In this use case we want to extract data from our data lake:

Goal

Writing data from the data lake back into operational systems, e.g. an RDBMS.

What you'll implement

Set up a DataProc cluster which is capable of executing the sqoop job (sqoop is used for the next lab).
Writing the results of our batch processing back into the source system (RDBMS).

Results

You created a Hadoop cluster (DataProc) which provides functionality for sqoop and Jupyter Notebooks with spark.

Creating the sales_statistics_region table in the RDBMS

First, we need to create the table in DBeaver for your user (hint: the hdm user already has this table set up, you can insert/delete with the hdm-user into this table). Please create it as follows such that we can let sqoop push data into it:

CREATE TABLE sales_statistics_region (
region VARCHAR(20),
average_sales FLOAT
);

Important: If you haven't executed the lab that writes the table sales_statistics_region to the Hive data warehouse, you can use the same command within beeline and insert sample data manually.

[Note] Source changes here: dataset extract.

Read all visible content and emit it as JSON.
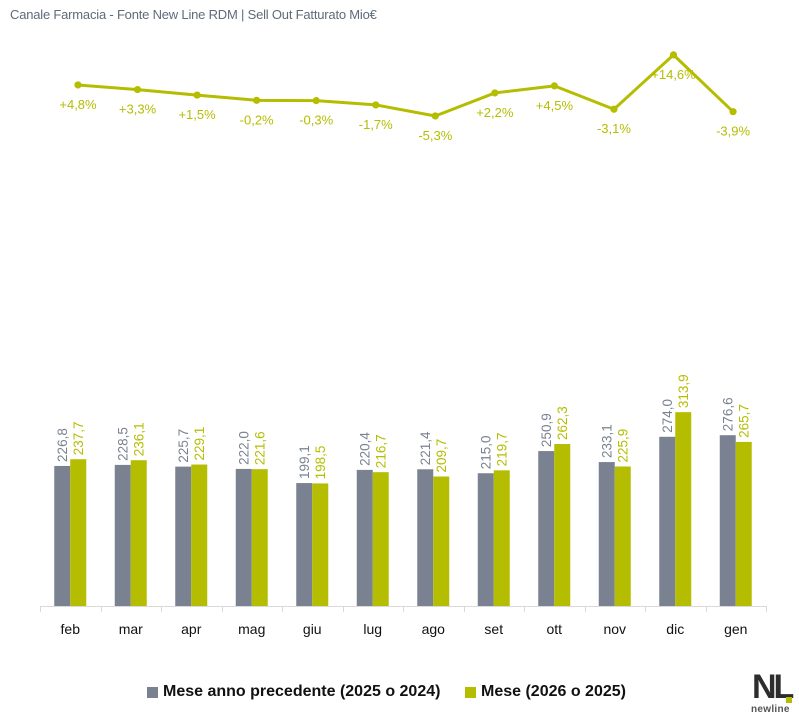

Opening the master node's shell

Please navigate to the cluster's master node and open an SSH connection:

This will again be our "entry point" to the sqoop tool (remember: we added it via the initialization action). With the following command, we can write the results back to the SQL server:

sqoop export –connect jdbc:mysql://<db-IP see Moodle>/<dbname, see Moodle> --username <see Moodle> --password <see Moodle> --table sales_statistics_region --hcatalog-table sales_statistics_region

The parameter "hcatalog-table" determines which table from the Hive data lake should be read. The parameter "table" directs towards the RDBMS's target table.

Results

You learned how to extract data from the data lake via sqoop and push it back into RDBMS.

Please delete your cluster.

You now know how extract data from the data lake and integrate "traditional" RDBMS into our big data architecture.